I was asked to determine the limit: $$\lim \limits_{x \to 2} \frac{\cos\frac{\pi}{x}}{x-2}$$ without using L'Hopital's rule. Also, I was given the hint: let $t = \frac{\pi}{2} - \frac{\pi}{x}$. However, I'm not sure how to begin. A little assistance would be appreciated.

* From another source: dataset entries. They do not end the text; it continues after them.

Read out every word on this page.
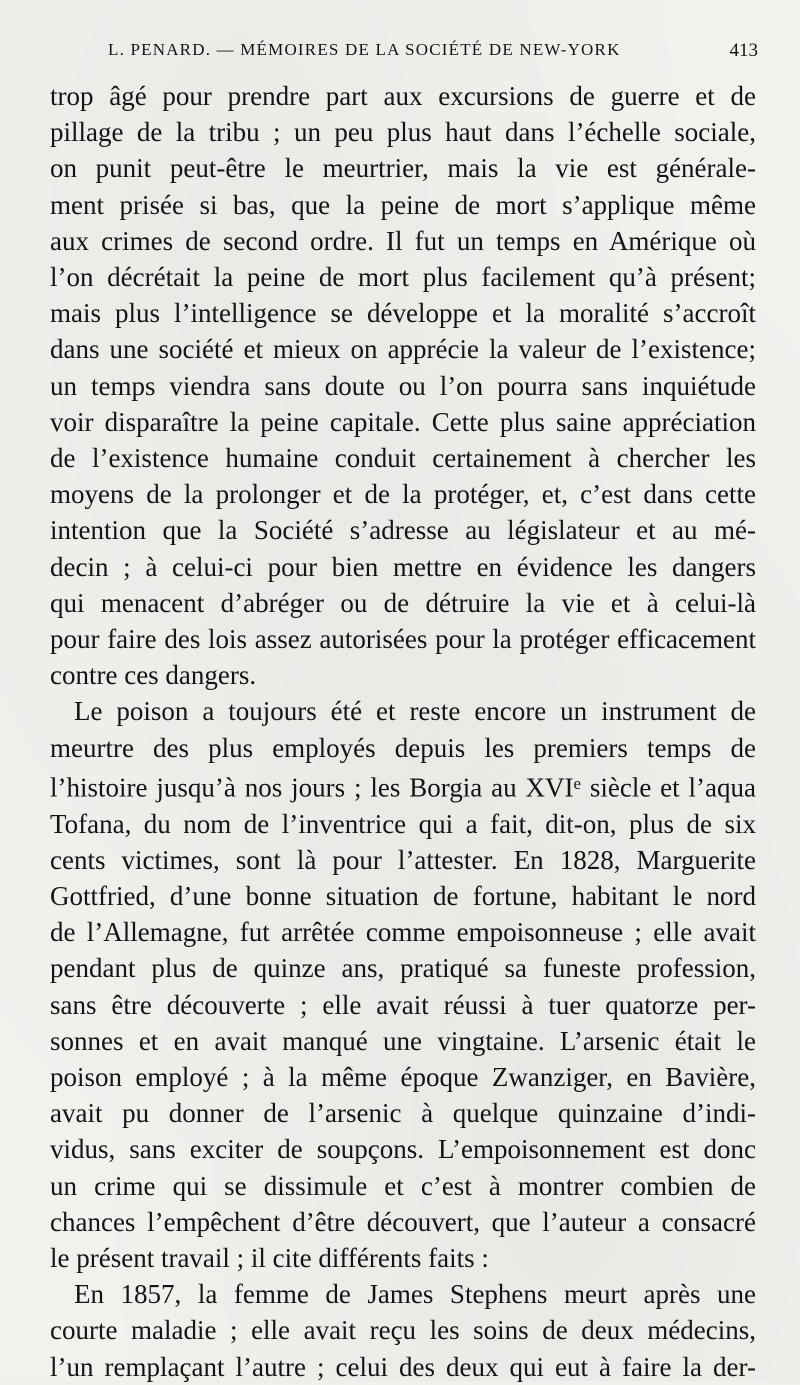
L. PENARD. — MÉMOIRES DE LA SOCIÉTÉ DE NEW-YORK	413
trop âgé pour prendre part aux excursions de guerre et de
pillage de la tribu ; un peu plus haut dans l’échelle sociale,
on punit peut-être le meurtrier, mais la vie est générale-
ment prisée si bas, que la peine de mort s’applique même
aux crimes de second ordre. Il fut un temps en Amérique où
l’on décrétait la peine de mort plus facilement qu’à présent;
mais plus l’intelligence se développe et la moralité s’accroît
dans une société et mieux on apprécie la valeur de l’existence;
un temps viendra sans doute ou l’on pourra sans inquiétude
voir disparaître la peine capitale. Cette plus saine appréciation
de l’existence humaine conduit certainement à chercher les
moyens de la prolonger et de la protéger, et, c’est dans cette
intention que la Société s’adresse au législateur et au mé-
decin ; à celui-ci pour bien mettre en évidence les dangers
qui menacent d’abréger ou de détruire la vie et à celui-là
pour faire des lois assez autorisées pour la protéger efficacement
contre ces dangers.
Le poison a toujours été et reste encore un instrument de
meurtre des plus employés depuis les premiers temps de
l’histoire jusqu’à nos jours ; les Borgia au XVIe siècle et l’aqua
Tofana, du nom de l’inventrice qui a fait, dit-on, plus de six
cents victimes, sont là pour l’attester. En 1828, Marguerite
Gottfried, d’une bonne situation de fortune, habitant le nord
de l’Allemagne, fut arrêtée comme empoisonneuse ; elle avait
pendant plus de quinze ans, pratiqué sa funeste profession,
sans être découverte ; elle avait réussi à tuer quatorze per-
sonnes et en avait manqué une vingtaine. L’arsenic était le
poison employé ; à la même époque Zwanziger, en Bavière,
avait pu donner de l’arsenic à quelque quinzaine d’indi-
vidus, sans exciter de soupçons. L’empoisonnement est donc
un crime qui se dissimule et c’est à montrer combien de
chances l’empêchent d’être découvert, que l’auteur a consacré
le présent travail ; il cite différents faits :
En 1857, la femme de James Stephens meurt après une
courte maladie ; elle avait reçu les soins de deux médecins,
l’un remplaçant l’autre ; celui des deux qui eut à faire la der-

Evaluate the limit $\lim \limits_{x \to 2} \frac{\cos\frac{\pi}{x}}{x-2}$
2
$\begingroup$
calculus
limits
trigonometry
limits-without-lhopital
-
0See also: http://math.stackexchange.com/questions/2122113/how-to-compute-displaystyle-lim-x-to-frac23-fracx2-cos-pi-xx – 2017-02-22
-
0Did you get something from an answer below? – 2017-02-28
2 Answers
1
We have $$L = \lim_{x \to 2} \frac{\cos \frac{\pi}{x}}{x-2} = \lim_{x \to 2} \frac{\sin(\frac{\pi}{2}-\frac{\pi}{x})}{\frac{\pi}{2}-\frac{\pi}{x}}\times \frac{\frac{\pi}{2}-\frac{\pi}{x}}{x-2}$$ We let $\displaystyle t = \frac{\pi}{2}-\frac{\pi}{x}$. Then, we get, $$L =\lim_{t \to 0} \frac{\sin t}{t}\times \frac{t}{\displaystyle \frac{t}{\frac{\pi}{2}-t}-2}$$ $$\Rightarrow L = ?$$
Hope you can take it from here.
1
take $\phi(x)= \cos(\frac{\pi}{x})$ then, since $\cos(\frac{\pi}{2})=0$ $$L= \lim_{x\to 2}\frac{\cos(\frac{\pi}{x})-\cos(\frac{\pi}{2})}{x-2} =\lim_{x\to 2}\frac{\phi(x)-\phi(2)}{x-2} = \phi'(2) = \frac{\pi}{2^2}\sin(\frac{\pi}{2})$$